NED is the binary version of Named Entity Linking (NEL) which consists in attaching a QID to an entity. Given a sentence and a list of QIDs (potentialy mentioned in the text), NED can be used to find the most probable mentioned entity.
NED is usually used in combination with NER.
Model | Train Data | Maintainer | Tags | DaNLP |
XLMR | DaNED | Alexandra Institute | 0 / 1 | ✔ |
One entity name can refer to two different persons/locations/organizations depending on the context. Then, in combination with NER, NED can be used for finding entities and their correct reference, and linking them to a description page. The result can be used for differentiating between well-known persons and anonymous individuals in order to, for example, semi-anonymize a text.
The XLM-R NED model is based on the pre-trained XLM-Roberta, a transformer-based multilingual masked language model (Conneau et al. 2020), and finetuned on the combination of the DaWikiNED dataset and the training part of the DaNED dataset. The model has been developed as part of a Master student project (ITU) by Hiêu Trong Lâm and Martin Wu under the supervision of Maria Jung Barrett (ITU) and Ophélie Lacroix (DaNLP).
The XLM-R NED model can be loaded with the load_xlmr_ned_model()
(You can also find the model on our HuggingFace page.)
Please note that the model take maximum 512 tokens as input at a time. Longer text sequences will be truncated.
from danlp.models import load_xlmr_ned_model
xlmr = load_xlmr_ned_model()
sentence = "Karen Blixen vendte tilbage til Danmark, hvor hun boede resten af sit liv på Rungstedlund, som hun arvede efter sin mor i 1939"
# to check if the entity "Karen Blixen" correspond to the QID Q182804
# you have to first generate the knowledge graph (KG) context of this QID
# use the get_kg_context_from_wikidata_qid function from danlp.utils to get the KG
# or the DaNED or DaWikiNED dataset to get the corresponding KG string (see doc below)
# (the following example has been truncated -- use the full KG)
kg_context = "udmærkelser modtaget Kritikerprisen udmærkelser modtaget Tagea Brandts Rejselegat udmærkelser modtaget Ingenio ..."

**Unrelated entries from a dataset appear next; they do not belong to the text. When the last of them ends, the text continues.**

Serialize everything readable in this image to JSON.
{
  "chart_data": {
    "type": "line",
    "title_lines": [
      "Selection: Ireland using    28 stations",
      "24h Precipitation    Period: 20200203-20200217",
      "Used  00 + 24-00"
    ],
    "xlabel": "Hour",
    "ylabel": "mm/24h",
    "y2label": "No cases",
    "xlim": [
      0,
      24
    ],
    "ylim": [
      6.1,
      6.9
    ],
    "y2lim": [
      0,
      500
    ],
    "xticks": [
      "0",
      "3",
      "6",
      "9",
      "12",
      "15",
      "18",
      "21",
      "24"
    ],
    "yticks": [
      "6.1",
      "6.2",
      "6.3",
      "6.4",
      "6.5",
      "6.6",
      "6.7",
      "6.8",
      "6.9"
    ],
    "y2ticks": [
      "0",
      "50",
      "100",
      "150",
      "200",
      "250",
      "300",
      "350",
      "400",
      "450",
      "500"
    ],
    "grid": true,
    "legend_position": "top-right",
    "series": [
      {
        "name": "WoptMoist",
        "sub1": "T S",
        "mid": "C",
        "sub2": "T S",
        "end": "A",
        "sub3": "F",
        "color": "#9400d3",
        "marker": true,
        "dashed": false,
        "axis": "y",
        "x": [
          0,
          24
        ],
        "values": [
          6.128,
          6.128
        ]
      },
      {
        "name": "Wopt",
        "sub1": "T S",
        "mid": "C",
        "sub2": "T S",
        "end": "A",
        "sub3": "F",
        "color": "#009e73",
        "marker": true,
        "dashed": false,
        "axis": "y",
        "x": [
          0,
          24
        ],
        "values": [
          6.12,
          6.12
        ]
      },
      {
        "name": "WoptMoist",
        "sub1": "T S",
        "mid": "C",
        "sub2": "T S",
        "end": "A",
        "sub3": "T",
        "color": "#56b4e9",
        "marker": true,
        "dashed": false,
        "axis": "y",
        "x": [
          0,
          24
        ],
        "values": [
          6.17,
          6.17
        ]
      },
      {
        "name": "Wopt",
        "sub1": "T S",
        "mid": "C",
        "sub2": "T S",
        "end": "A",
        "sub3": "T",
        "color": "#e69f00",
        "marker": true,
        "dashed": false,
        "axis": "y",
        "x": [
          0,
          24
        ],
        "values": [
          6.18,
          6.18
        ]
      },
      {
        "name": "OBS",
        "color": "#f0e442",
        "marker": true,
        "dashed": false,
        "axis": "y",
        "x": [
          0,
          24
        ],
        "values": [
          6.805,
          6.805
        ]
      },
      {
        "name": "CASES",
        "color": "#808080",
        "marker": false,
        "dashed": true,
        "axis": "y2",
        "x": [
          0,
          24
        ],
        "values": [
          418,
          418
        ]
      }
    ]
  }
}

label = xlmr.predict(sentence, kg_context)
For more details about how to generate a KG context adapted to the model, see the DaNED and DaWikiNED documentation.

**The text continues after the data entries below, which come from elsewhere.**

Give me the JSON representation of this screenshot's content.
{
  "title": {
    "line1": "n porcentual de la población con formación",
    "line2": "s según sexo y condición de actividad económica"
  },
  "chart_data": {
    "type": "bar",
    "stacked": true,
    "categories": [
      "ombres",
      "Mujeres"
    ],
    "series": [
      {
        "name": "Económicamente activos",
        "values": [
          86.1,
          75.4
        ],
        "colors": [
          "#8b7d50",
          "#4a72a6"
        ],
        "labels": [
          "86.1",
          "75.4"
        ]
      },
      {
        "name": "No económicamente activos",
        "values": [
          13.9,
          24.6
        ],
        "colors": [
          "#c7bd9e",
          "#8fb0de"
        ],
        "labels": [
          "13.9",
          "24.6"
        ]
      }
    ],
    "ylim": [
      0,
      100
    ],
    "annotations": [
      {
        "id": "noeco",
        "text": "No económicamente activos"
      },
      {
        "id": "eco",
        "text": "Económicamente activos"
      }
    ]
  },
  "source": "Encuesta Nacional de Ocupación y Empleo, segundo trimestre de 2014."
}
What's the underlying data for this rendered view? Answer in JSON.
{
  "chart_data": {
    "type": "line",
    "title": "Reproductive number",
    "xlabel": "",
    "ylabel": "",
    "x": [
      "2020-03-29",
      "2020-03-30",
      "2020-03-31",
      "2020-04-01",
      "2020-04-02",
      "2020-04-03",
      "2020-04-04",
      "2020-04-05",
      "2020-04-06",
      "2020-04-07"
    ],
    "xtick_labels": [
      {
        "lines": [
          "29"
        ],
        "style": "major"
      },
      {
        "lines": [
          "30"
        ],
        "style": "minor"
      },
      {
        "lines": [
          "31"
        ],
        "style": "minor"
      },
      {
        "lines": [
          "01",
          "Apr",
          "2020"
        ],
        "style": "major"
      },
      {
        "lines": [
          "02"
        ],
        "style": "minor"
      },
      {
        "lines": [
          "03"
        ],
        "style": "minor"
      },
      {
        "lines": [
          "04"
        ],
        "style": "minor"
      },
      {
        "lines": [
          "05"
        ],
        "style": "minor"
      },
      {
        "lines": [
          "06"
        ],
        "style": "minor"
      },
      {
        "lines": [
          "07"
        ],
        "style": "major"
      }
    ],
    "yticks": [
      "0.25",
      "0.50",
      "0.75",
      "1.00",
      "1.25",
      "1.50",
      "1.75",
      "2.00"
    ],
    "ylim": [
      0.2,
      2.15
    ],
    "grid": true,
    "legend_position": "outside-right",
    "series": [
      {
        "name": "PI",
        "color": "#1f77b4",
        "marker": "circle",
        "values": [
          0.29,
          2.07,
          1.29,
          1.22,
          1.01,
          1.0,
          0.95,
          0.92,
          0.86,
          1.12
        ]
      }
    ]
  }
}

The benchmarks has been performed on the test part of the DaNED dataset. None of the models have been trained on this test part. See F1 scores below (QID is mentioned == label 1 -- QID is not mentioned == label 0) :
Model | QID is mentioned | QID is not mentioned | AVG | Sentences per second (CPU*) |
XLMR | 83.77 | 91.02 | 87.40 | ~1 |
*Sentences per second is based on a Macbook Pro with Apple M1 chip.
The evaluation script
can be found here.
- Maria Jung Barrett, Hiêu Trong Lâm, Martin Wu, Ophélie Lacroix, Barbara Plank and Anders Søgaard. Resources and Evaluations for Danish Entity Resolution. In CRAC 2021.